For now, Mrs. Obama has embraced an issue that unites blue and red states — not to mention the White House and corporate America.

“With childhood obesity, we really believe that creating partnerships with carrots rather than sticks in my position as First Lady is a better way to get results,” she said.

And the first lady said she hopes her initiative will also empower parents.

“As we’re seeing with companies, they’re going to look for what model are they going to make money on. And if they make money off of selling our kids chips and sodas, that’s what they’re going to do,” she said. “But if we demand convenient containers of healthy drinks that don’t have added sugars — that our kids enjoy but aren’t adding unnecessary calories or hidden calories — and if they make those products, then we have to buy them. And the more we buy them, the more we’ll generate demand, the more that will change the market. So I want to remind parents that we still have power in an open marketplace to set the agenda. We’re not powerless in this, but we have to lead with our pocketbooks and we have to show businesses that the healthier choice can be good business as well.”

But the most important element of any deal pursued by the East Wing is that it be a priority of Michelle the mom.

“I can guarantee you that what I will do will always involve kids in some way, shape or form,” Mrs. Obama said. “That is my passion. I think that’s the investment where I can uniquely have an impact.”

It’s that affinity for children that seems to put the spring in Mrs. Obama’s step.
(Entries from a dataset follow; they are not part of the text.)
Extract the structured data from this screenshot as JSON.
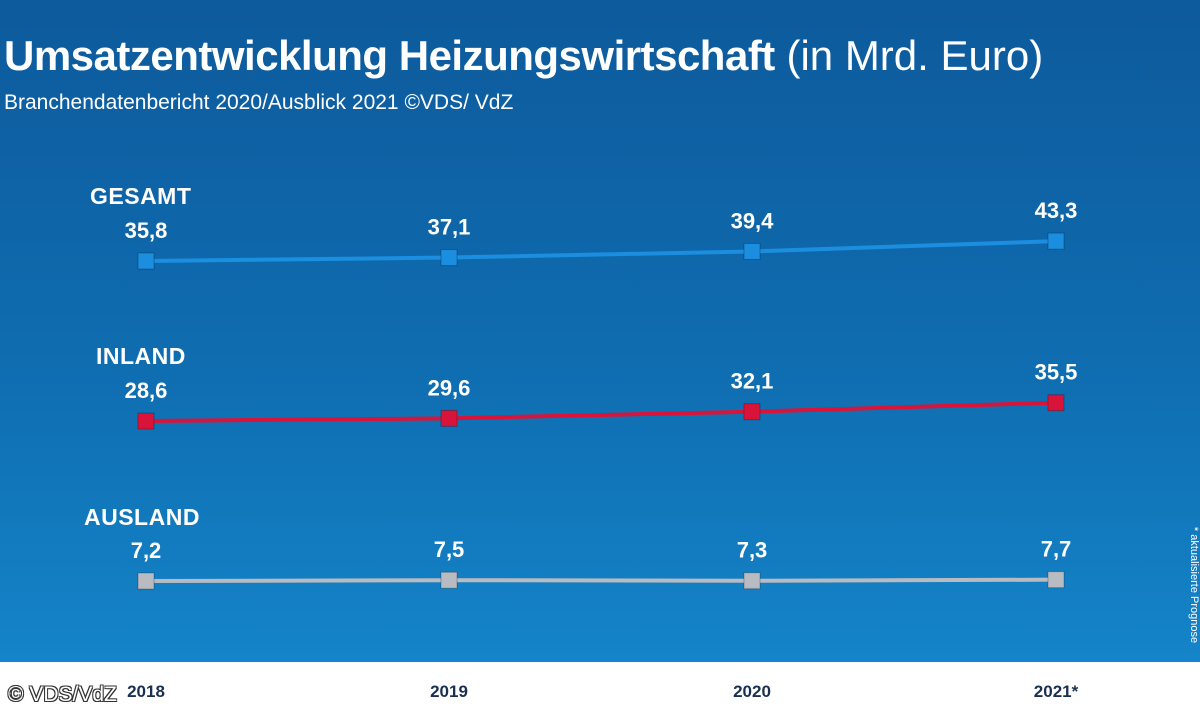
{
  "title": {
    "main": "Umsatzentwicklung Heizungswirtschaft",
    "unit": "(in Mrd. Euro)"
  },
  "subtitle": "Branchendatenbericht 2020/Ausblick 2021 ©VDS/ VdZ",
  "footnote": "* aktualisierte Prognose",
  "copyright": "© VDS/VdZ",
  "colors": {
    "gesamt": "#1c8ee0",
    "inland": "#d8143a",
    "ausland": "#b8bcc2"
  },
  "chart_data": {
    "type": "line",
    "title": "Umsatzentwicklung Heizungswirtschaft (in Mrd. Euro)",
    "categories": [
      "2018",
      "2019",
      "2020",
      "2021*"
    ],
    "series": [
      {
        "key": "gesamt",
        "name": "GESAMT",
        "values": [
          35.8,
          37.1,
          39.4,
          43.3
        ],
        "labels": [
          "35,8",
          "37,1",
          "39,4",
          "43,3"
        ]
      },
      {
        "key": "inland",
        "name": "INLAND",
        "values": [
          28.6,
          29.6,
          32.1,
          35.5
        ],
        "labels": [
          "28,6",
          "29,6",
          "32,1",
          "35,5"
        ]
      },
      {
        "key": "ausland",
        "name": "AUSLAND",
        "values": [
          7.2,
          7.5,
          7.3,
          7.7
        ],
        "labels": [
          "7,2",
          "7,5",
          "7,3",
          "7,7"
        ]
      }
    ],
    "xlabel": "",
    "ylabel": "",
    "grid": false,
    "legend": "inline-left"
  }
}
“I have a special affinity for kids,” she said. “Barack — we were talking about this the other day, I don’t know, maybe — we love our kids so much, and it is very hard not to see our kids in every child we meet.  So I am powerfully moved by children, and I need to have them in my life.  They keep me focused.  They keep me sort of directed so that any time anything else is going around if I’m in a room full of kids, they constantly bring you back to where you need to be.”

“She loves those daughters and she loves all of our daughters,” Jarrett said. “And I’ve watched her just touch so many hearts and when she’s around young people, particularly girls, she’ll just grab them and hug them, and I think that resonates deeply because they don’t see her up on a distant pedestal, they see her as someone within reach who could be their mom. And that makes her a terrific role model.”